The Weekend Australian newspaper said Chen, 37-year-old consul for political affairs at China's consulate in Sydney, had applied for political asylum but officials had ruled this out. It said Chen was now seeking a protection visa that would enable him, his wife Jin Ping, 38, and their six-year-old daughter to remain in Australia.
The newspaper said Chinese consular security staff were searching for Chen, who had walked out of the mission a week ago, saying he could no longer support China's persecution of dissidents.
"They are searching for me. I heard they are looking for me everywhere, especially in the Chinese community," the newspaper quoted him as saying.
A spokeswoman for the Australian Department of Foreign Affairs and Trade (DFAT) said that the government knew of the matter but that it was a case for the Immigration Department.
"We are aware that an official from the Chinese consulate-general in Sydney has applied for a protection visa," she said.
The reported defection comes amid efforts by Australia to forge closer economic ties with China
According to the Weekend Australian, DFAT told Chen, who holds the rank of first secretary, that his request for political asylum had been rejected but that he could apply for a protection visa.
Such a visa would entitle him to remain in Australia permanently.
Despite concerns for his safety, Chen appearing at a rally in Sydney yesterday to mark the Tiananmen Massacre in 1989. He told the rally that about 1,000 Chinese spies are operating in Australia and have carried out several kidnappings.

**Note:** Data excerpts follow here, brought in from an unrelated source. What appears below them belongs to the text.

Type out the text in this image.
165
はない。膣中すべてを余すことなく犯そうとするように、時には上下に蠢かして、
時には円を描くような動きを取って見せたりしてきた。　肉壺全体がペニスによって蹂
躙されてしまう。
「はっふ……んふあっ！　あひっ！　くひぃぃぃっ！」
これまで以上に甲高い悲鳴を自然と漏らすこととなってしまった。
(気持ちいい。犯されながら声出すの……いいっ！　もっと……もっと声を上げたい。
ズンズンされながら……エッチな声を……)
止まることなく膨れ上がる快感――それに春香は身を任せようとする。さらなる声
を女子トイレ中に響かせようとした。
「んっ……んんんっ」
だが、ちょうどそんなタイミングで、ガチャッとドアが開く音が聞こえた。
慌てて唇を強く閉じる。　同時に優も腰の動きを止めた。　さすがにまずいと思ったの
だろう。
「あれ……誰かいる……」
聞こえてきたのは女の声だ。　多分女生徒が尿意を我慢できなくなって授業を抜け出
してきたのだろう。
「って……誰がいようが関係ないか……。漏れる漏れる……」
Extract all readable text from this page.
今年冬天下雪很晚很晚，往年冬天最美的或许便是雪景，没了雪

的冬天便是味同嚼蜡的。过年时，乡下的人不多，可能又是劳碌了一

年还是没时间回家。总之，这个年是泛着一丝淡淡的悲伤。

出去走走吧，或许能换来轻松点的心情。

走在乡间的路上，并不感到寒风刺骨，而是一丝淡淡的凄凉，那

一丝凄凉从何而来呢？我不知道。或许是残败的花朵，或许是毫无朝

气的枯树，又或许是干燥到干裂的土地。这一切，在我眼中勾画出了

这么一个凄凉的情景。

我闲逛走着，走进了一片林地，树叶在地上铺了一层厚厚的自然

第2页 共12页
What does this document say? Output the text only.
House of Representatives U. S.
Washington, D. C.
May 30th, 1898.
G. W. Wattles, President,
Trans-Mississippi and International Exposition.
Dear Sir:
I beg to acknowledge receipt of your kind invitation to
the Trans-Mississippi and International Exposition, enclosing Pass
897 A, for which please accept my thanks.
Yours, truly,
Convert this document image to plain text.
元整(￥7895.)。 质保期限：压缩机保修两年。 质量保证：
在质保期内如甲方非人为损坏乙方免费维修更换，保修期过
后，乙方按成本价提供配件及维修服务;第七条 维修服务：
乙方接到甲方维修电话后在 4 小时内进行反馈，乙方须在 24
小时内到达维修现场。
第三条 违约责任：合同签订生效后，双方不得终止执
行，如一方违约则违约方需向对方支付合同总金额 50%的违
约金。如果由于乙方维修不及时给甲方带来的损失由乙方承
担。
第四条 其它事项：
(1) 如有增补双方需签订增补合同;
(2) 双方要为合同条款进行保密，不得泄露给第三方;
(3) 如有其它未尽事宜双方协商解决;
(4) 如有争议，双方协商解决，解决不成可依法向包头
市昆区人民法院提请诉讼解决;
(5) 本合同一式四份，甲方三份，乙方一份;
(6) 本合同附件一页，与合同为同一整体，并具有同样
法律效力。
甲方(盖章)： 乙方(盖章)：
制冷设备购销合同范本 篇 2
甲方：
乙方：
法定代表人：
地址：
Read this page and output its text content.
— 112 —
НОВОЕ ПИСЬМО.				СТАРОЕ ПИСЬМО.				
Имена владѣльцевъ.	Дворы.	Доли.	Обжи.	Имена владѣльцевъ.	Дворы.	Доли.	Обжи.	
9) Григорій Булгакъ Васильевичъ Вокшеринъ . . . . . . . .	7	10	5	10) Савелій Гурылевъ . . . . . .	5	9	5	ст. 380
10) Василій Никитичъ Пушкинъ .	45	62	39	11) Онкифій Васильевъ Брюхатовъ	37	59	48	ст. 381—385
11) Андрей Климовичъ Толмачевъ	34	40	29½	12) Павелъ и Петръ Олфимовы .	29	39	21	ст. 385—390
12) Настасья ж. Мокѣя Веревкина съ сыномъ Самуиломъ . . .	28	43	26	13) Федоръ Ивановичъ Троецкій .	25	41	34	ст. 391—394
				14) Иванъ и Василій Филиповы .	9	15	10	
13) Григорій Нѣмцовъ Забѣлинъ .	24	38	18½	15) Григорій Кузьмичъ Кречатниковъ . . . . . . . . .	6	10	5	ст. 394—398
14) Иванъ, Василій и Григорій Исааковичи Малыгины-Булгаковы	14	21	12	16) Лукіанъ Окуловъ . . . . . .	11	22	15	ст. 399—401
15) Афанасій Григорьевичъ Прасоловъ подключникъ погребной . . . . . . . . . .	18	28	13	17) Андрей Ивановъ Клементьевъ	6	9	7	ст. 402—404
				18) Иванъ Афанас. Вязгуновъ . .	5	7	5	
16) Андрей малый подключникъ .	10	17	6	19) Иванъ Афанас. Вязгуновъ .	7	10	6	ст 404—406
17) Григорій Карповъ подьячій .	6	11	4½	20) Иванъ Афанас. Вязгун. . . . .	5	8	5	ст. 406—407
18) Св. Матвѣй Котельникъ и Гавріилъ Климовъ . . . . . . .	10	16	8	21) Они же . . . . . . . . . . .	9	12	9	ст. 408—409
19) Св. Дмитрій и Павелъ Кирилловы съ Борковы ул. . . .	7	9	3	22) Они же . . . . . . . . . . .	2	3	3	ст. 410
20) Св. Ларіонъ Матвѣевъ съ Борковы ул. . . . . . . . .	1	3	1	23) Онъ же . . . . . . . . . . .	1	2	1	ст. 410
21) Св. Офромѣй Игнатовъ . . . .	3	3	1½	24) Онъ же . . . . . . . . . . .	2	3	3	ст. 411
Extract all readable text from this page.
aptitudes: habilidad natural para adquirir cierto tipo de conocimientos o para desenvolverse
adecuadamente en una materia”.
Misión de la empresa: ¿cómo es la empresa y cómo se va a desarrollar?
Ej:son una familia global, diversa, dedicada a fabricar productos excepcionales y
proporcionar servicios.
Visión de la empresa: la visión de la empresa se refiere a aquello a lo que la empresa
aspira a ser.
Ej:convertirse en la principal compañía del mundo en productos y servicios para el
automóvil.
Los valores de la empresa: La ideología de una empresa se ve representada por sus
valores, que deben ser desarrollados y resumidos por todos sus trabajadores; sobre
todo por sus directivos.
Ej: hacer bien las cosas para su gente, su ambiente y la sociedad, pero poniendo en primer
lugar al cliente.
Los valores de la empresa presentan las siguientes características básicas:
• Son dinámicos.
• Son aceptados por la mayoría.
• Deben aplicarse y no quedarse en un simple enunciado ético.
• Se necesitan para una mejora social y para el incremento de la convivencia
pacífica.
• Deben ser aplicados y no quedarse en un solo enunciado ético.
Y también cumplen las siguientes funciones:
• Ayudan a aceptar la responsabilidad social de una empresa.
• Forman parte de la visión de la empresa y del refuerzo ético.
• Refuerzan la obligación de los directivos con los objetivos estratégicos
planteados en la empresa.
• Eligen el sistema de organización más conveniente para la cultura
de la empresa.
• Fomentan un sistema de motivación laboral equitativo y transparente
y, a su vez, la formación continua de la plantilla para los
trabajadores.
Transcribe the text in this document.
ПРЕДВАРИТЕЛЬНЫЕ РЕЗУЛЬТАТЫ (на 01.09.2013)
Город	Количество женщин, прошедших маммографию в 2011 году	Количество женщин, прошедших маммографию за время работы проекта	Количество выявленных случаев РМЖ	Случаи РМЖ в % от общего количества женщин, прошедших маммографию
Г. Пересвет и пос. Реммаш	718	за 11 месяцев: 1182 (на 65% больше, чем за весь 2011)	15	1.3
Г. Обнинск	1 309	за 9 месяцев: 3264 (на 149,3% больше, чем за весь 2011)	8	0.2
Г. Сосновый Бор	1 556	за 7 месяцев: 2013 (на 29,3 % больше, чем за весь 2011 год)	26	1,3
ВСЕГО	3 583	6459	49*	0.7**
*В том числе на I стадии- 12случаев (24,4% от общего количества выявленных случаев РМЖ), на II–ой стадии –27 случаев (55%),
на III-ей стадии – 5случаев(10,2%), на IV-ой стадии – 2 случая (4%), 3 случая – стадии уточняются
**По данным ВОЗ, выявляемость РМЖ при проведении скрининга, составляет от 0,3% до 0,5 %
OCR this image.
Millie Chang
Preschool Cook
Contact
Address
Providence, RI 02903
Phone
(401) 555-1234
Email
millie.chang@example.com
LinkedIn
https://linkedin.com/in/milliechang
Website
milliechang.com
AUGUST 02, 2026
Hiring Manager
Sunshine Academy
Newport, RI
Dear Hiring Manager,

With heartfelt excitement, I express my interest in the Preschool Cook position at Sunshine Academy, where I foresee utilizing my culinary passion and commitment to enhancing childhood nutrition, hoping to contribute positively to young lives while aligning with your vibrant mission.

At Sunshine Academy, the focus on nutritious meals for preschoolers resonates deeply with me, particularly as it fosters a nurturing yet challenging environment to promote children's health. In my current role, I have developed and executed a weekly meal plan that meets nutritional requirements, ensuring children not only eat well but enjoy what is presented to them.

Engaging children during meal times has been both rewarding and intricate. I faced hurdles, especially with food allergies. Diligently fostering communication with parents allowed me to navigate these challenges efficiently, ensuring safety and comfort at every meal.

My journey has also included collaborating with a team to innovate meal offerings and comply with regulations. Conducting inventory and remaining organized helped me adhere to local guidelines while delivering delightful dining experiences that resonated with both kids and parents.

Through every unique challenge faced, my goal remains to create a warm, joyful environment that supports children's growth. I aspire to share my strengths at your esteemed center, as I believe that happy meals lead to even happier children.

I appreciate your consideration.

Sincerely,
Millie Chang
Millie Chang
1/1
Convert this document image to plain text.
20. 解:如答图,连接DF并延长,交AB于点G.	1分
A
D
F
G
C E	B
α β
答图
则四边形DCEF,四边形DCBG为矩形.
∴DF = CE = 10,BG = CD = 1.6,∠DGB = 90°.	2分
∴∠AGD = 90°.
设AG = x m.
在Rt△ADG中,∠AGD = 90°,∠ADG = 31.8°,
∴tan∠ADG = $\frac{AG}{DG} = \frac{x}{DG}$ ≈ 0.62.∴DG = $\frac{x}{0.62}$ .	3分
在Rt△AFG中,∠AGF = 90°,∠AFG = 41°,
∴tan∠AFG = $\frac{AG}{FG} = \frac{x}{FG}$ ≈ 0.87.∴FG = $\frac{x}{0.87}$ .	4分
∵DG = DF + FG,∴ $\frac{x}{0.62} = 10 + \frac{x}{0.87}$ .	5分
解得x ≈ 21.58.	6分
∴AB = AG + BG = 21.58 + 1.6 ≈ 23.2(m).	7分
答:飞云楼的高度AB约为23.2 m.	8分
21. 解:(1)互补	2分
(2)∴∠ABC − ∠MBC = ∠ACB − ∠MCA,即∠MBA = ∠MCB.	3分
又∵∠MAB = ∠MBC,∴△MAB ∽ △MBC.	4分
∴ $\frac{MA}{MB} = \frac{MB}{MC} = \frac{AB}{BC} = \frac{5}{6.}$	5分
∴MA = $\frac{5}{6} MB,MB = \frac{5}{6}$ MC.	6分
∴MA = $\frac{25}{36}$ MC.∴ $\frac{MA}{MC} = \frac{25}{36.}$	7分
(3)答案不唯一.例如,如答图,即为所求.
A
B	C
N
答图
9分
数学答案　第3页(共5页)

He said he had evidence of several instances in which people were kidnapped and returned to China.
"They have successfully been kidnapping people in Australia back to China," he said.
He said one kidnapping involved the son of an opponent of the Chinese government who had been studying in Australia.
"I told this to the Australian government when the immigration and foreign affairs officials interviewed me on the 31st of May but they don't care," he told the rally.
He said the number of Chinese spies in Australia numbered "some thousand."